Interview mit Michael Hardt, lehrender Philosoph und bekennender Marxist an der Duke University USA

Sie schreiben, dass der Geist der Revolte wie eine Fackel von Tunesien nach Ägypten und von dort nach Europa und in die USA gereicht worden sei. In Tunesien und Ägypten regieren heute Islamisten und Militärs, Spanien und Griechenland haben weiterhin große wirtschaftliche Probleme, und der Zucotti Park in New York ist nur och ein leerer Platz nahe der Wall Street. Man könnte sagen: Überall, wo die Fackel brannte, blieb nur Asche zurück.
Gute Metapher, aber lassen Sie uns eine andere probieren: 1851 blicke Karl Marx auf ein halbes Jahrhundert revolutionärer Aufbrüche in Frankreich zurück. Er sah lauter vertane Chancen: Die  Revolution von 1789 endete mit Napoleon, so schlimm ist es heute nicht mal in Tunesien. 1830 scheiterte die Junirevolution, 1848 die Februarrevolution . Marx war nicht frustriert, sondern beschrieb den  revolutionären Prozess als einen Maulwurf. Alle paar Jahre steckt er seinen Kopf aus dem Boden. Doch wenn ihn nicht sieht, ist er nicht weg: Unter der Erde gräbt er sich vorwärts und taucht an immer neuen Stellen auf.
Dennoch: Trotz aller Empörung gibt es keine Mehrheit gegen den Kapitalismus. Warum ist er nicht totzukriegen?

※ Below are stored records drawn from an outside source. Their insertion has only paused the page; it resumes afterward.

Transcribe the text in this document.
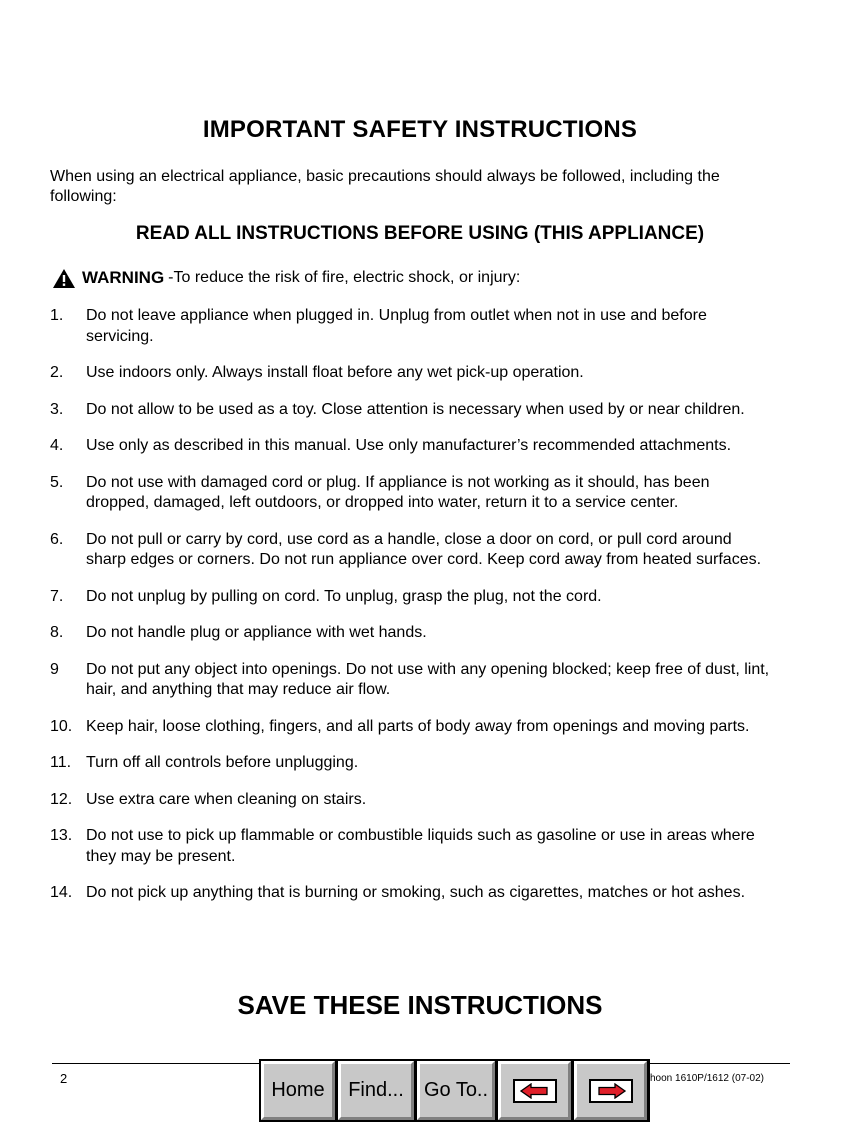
IMPORTANT SAFETY INSTRUCTIONS
When using an electrical appliance, basic precautions should always be followed, including the following:
READ ALL INSTRUCTIONS BEFORE USING (THIS APPLIANCE)
WARNING -To reduce the risk of fire, electric shock, or injury:
1.	Do not leave appliance when plugged in. Unplug from outlet when not in use and before servicing.
2.	Use indoors only. Always install float before any wet pick-up operation.
3.	Do not allow to be used as a toy. Close attention is necessary when used by or near children.
4.	Use only as described in this manual. Use only manufacturer’s recommended attachments.
5.	Do not use with damaged cord or plug. If appliance is not working as it should, has been dropped, damaged, left outdoors, or dropped into water, return it to a service center.
6.	Do not pull or carry by cord, use cord as a handle, close a door on cord, or pull cord around sharp edges or corners. Do not run appliance over cord. Keep cord away from heated surfaces.
7.	Do not unplug by pulling on cord. To unplug, grasp the plug, not the cord.
8.	Do not handle plug or appliance with wet hands.
9	Do not put any object into openings. Do not use with any opening blocked; keep free of dust, lint, hair, and anything that may reduce air flow.
10. Keep hair, loose clothing, fingers, and all parts of body away from openings and moving parts.
11. Turn off all controls before unplugging.
12. Use extra care when cleaning on stairs.
13. Do not use to pick up flammable or combustible liquids such as gasoline or use in areas where they may be present.
14. Do not pick up anything that is burning or smoking, such as cigarettes, matches or hot ashes.
SAVE THESE INSTRUCTIONS
2	hoon 1610P/1612 (07-02)
Home	Find...	Go To..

Ich halte ihn eher für untot, wie ein Zombie: Der Kapitalismus ist intellektuell erledigt, aber er läuft noch durch die Gegend und richtet Schaden an. Wir wissen um seine Unzulänglichkeiten, sind aber unfähig, uns etwas Besseres vorzustellen. Fredric Jameson schrieb, es falle uns heute leichter, uns das Ende der Welt vorzustellen, als das Ende unseres Wirtschaftssystems. Da ist was dran.
Was ist eigentlich das Ziel für Sie, eine Welt ganz ohne Privateigentum? 
Nein, das wäre vielleicht ein Mittel, aber kein Ziel. Das Ziel einer revolutionären Veränderung ist eine Gesellschaft, die uns allen besser ermöglicht, unsere Potenziale zu entfalten. Für viele Menschen besteht heute keine Möglichkeit, zu tun, wozu sie in der Lage wären. Seiner Fähigkeiten beraubt zu sein ist brutal und betrifft oft junge Leute, für die es keine Arbeit und keine Mitbestimmung gibt.